Inutile de lui dire que Charlie n’était pas censé s’adonner à la lecture.

— Oui, un Ngaio Marsh. J’ai pensé que ça lui plairait davantage qu’un Agatha Christie.

— Aucun signe permettant de penser que le tueur est entré chez vous ?

— Aucun, et croyez bien que j’ai cherché.

— Mais il aurait pu. Il l’a déjà fait. Bon sang...

— Ne vous accusez pas !

Carmine se leva.

— Desdemona, dites-moi : il y a des choses qui vous font hurler, dans la vie ?

— Oh oui ! Les cafards et les araignées !

 

— Comme d’habitude, rien, dit Patrick, à part la particularité de l’arme. Pas d’empreintes digitales ou de fibres de tissu, pas le moindre débris. Je suppose qu’il a mesuré la fenêtre avant de poser le message, il est équidistant des bords au millimètre près. Il l’y a fixé avec quatre boules de pâte à modeler.

— Est-ce qu’il y a moyen de savoir de quelle taille sont ses mains d’après la manière dont il a mis ces boules en place ? demanda Marciano.

— Non, désolé.

Carmine poussa un soupir.

— Patrick, pourquoi dis-tu que l’arme du crime est inhabituelle ? On a déjà vu ce genre de truc.

— Oui, mais cette poignée-là n’est pas de bois. Elle est taillée dans un fémur humain. Le tueur ne l’a pas sculptée lui-même, l’os est très ancien, il va falloir le dater. Le fil est une corde à piano.

— Elle a entaillé la peau ? demanda Silvestri.

— Non, il a serré juste assez fort pour bloquer les voies respiratoires et les carotides.

— Il s’en était déjà servi.

— Oh oui. Manifestement, il a de la pratique.

— Mais il l’a laissée sur place, fit remarquer Abe. Est-ce que ça veut dire qu’il ne se servira plus de ce genre de truc ?

— Espérons-le.

— Crois-tu toujours que Desdemona Dupré est une fausse piste ? demanda Corey, encore plus secoué que les autres.

— Qu’est-ce que tu en penses, Carmine ? intervint Silvestri.

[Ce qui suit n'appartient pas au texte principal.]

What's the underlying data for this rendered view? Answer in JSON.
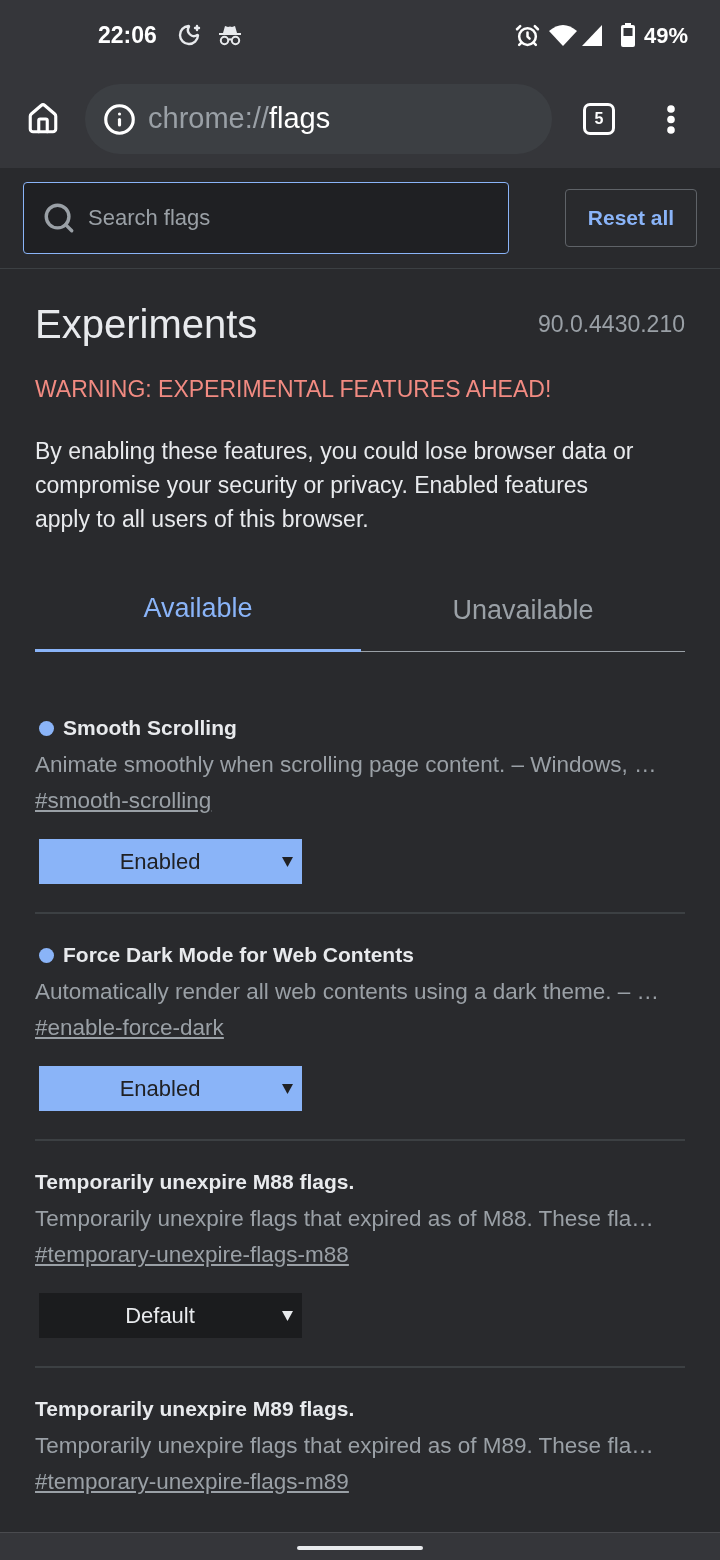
{
  "status_bar": {
    "time": "22:06",
    "battery": "49%"
  },
  "toolbar": {
    "url_scheme": "chrome://",
    "url_host": "flags",
    "tab_count": "5"
  },
  "search": {
    "placeholder": "Search flags"
  },
  "reset_button": {
    "label": "Reset all"
  },
  "header": {
    "title": "Experiments",
    "version": "90.0.4430.210",
    "warning": "WARNING: EXPERIMENTAL FEATURES AHEAD!",
    "description": "By enabling these features, you could lose browser data or compromise your security or privacy. Enabled features apply to all users of this browser."
  },
  "tabs": [
    {
      "label": "Available",
      "selected": true
    },
    {
      "label": "Unavailable",
      "selected": false
    }
  ],
  "flags": [
    {
      "title": "Smooth Scrolling",
      "modified": true,
      "description": "Animate smoothly when scrolling page content. – Windows, …",
      "link": "#smooth-scrolling",
      "value": "Enabled"
    },
    {
      "title": "Force Dark Mode for Web Contents",
      "modified": true,
      "description": "Automatically render all web contents using a dark theme. – …",
      "link": "#enable-force-dark",
      "value": "Enabled"
    },
    {
      "title": "Temporarily unexpire M88 flags.",
      "modified": false,
      "description": "Temporarily unexpire flags that expired as of M88. These fla…",
      "link": "#temporary-unexpire-flags-m88",
      "value": "Default"
    },
    {
      "title": "Temporarily unexpire M89 flags.",
      "modified": false,
      "description": "Temporarily unexpire flags that expired as of M89. These fla…",
      "link": "#temporary-unexpire-flags-m89"
    }
  ]
}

— Qu’il l’a choisie pour plusieurs raisons, la première étant qu’elle vit seule, donc qu’il est plus facile de s’en prendre à elle. La seconde est qu’elle ne correspond aucunement à son type de victimes. Plus important encore, il sait qu’elle me renseigne sur ce qui se passe au Hug.

— Et le message ?

— Bidon. La référence à Othello signifie sans doute qu’il veut montrer qu’il a de l’éducation. Dans la pièce de Shakespeare, Othello finit par étrangler Desdémone. Je suppose que c’est la raison pour laquelle il s’est servi d’une corde à piano.

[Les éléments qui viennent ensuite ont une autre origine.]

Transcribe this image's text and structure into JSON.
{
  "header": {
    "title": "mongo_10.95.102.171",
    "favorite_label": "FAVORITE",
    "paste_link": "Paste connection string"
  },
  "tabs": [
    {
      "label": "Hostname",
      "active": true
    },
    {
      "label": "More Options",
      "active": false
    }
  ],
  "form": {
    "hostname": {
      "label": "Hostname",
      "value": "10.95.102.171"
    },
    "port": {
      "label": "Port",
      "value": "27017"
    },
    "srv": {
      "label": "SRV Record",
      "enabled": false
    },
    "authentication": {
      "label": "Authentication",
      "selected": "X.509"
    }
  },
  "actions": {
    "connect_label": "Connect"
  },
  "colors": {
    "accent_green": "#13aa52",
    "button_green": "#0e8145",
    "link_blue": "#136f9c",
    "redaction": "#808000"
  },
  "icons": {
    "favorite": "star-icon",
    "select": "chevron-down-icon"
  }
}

— Il veut t’égarer ? demanda Patrick.

— J’en doute. Il voulait surtout nous montrer que rien de ce que nous pouvons faire ne la protégera.

— Un tueur de flics ! lança Corey d’un ton farouche.

— Un tueur d’enfants, dit Marciano. Carmine, il faut vraiment que nous l’arrêtions.

— On y arrivera, Danny. Je ne le lâcherai pas, crois-moi.

 

Pour accéder à l’appartement de Desdemona, au neuvième étage de l’immeuble de Carmine, il fallait la contacter par interphone, puis taper un code de dix chiffres, qui changeait chaque jour et que même elle n’avait pas le droit de noter.

Elle ne s’en plaignit pas quand, ce soir-là, il arriva les bras chargés de sacs en papier brun, qu’il déposa sur le plan de travail de la cuisine.

— Du Darjeeling... du café colombien... du pain de seigle... du beurre... du jambon en tranches... des bagels aux raisins secs... des cookies au chocolat... de la mayonnaise... des cornichons... Ai-je oublié quelque chose ?

— Je suis prisonnière ? Plus question d’aller travailler ou de faire de la marche les week-ends ?

— Plus de marche à pied, ça c’est sûr. Ce soir, nous irons dîner chez Malvolio. Vous ne sortirez qu’accompagnée de deux flics, et cette fois ils ne liront pas de livres !

— Je vais détester ça, dit-elle en prenant son manteau.

— Alors, espérons que ça ne durera pas.